Everyone knows that "The Book of Mormon" won the Tony for best Broadway show this year. Many have noticed that The Church of Jesus Christ of Latter-day Saints has barely responded to it. Their official response was mild, and the Church appears to be following up with an ad campaign to capitalize on the current interest in Mormonism. That's probably the right strategy. At best, complaint would make us whiney victims, and perhaps it's true that there's no such thing as bad publicity.
I've not seen "The Book of Mormon" nor do I intend to. I know enough to know that I am not interested. I'm not a musical theater fan to begin with, so I'm not likely to interrupt my abstention from musical theater for this particular show. From what I do know it appears to have gained as much acclaim as it has at least partly because it fulfills a certain segment of American culture's assumptions about all religion: foolish and simple-minded, gullible . . . but nevertheless "nice."
Given what I've seen in the interviews with Trey Parker and Matt Stone, "nice" is sincerely meant. Parker and Stone appear to have genuine affection for Mormons, and many who have seen the show say it ends with a sweet message, though the message heard second- or third-hand sounds platitudinous.
In spite of the sincerity, the compliment is also a display of condescending magnanimity: Mormons, and by implication all religious people, are generally nice but not so bright. Witness Stone's question, "Do goofy stories make people nice?" and Parker's comparison of religious stories to science fiction and comic book stories.
Some argue publicly that religious people are all implicitly dangerous. Nowadays many Americans worry that Muslims are explicitly so, and with some regularity we are reminded that Christians have been.
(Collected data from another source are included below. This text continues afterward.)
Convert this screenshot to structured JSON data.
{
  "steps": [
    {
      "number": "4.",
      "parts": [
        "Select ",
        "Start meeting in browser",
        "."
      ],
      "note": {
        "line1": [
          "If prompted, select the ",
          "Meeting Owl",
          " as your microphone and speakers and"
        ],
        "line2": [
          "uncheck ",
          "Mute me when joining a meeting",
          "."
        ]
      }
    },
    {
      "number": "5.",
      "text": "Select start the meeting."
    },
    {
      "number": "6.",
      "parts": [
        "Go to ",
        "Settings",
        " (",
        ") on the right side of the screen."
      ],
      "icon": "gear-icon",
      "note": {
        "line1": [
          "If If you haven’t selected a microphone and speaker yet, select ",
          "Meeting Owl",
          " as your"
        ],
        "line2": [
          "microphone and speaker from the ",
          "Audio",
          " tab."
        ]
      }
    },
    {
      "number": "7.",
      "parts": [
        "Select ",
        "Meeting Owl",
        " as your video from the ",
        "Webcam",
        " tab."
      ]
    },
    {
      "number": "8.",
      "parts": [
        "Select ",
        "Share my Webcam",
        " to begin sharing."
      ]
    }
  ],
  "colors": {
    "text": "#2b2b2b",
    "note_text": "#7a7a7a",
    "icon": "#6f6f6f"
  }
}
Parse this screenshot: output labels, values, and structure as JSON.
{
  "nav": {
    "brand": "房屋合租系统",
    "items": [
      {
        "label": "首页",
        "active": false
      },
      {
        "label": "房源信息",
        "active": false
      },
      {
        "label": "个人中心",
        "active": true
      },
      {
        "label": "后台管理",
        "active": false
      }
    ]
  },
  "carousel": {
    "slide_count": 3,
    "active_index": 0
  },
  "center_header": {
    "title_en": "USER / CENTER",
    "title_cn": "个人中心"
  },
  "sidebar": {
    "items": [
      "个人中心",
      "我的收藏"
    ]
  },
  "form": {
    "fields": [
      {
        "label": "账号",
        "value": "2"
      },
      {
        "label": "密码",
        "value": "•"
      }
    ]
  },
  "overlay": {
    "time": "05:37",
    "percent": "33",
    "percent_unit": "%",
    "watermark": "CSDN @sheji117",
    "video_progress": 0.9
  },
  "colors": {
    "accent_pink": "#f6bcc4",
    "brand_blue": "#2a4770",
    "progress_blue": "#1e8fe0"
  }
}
Against that Parker and Stone remind us that religious people, of whom Mormons are the Broadway exemplars, are more like children. They are to be laughed at when they say cute things that get the world all wrong, to be put up with and even admired in some respects until they achieve the maturity that we who laugh have.
Mormonism is a convenient target for such simplifications and condescension because it is thought to be exotic, weird, or arcane. It doesn't hurt that we are a minority religion. So a playwright, comic, professor, or politician can say nasty, inaccurate, crude, or sarcastic things about Mormon beliefs and culture and get away with it. Non-Mormons may think, perhaps unconsciously, "At least it isn't about me. Besides, there's something to the jokes. Mormons are weird."
Perhaps the mockery shows that we have begun to have enough national presence to draw attention. It comes with having a Senate Majority Leader as well as one and perhaps a second presidential candidate. Maybe obscurity wasn't such a bad thing.
Of course Mormons aren't the only targets. Catholic priests have come in for a good many cruel jokes recently. Evangelical Christians get their fair share of mockery. Besides, sometimes the jokes people make about us are funny. Jews have been making jokes about themselves for a long time. We could learn from them, and we should laugh when others use humor to point out our idiosyncrasies.
But "The Book of Mormon" is more like the cruel jokes about Catholic priests than it is like self-critical Jewish humor. Its point is to show how even people with idiotic beliefs can be nice. It isn't written to show the ways in which Mormons should take themselves less seriously. That could be funny. Instead, it is written to show that Mormons can perhaps be taken seriously as nice people, but no thoughtful person could take Mormon beliefs seriously.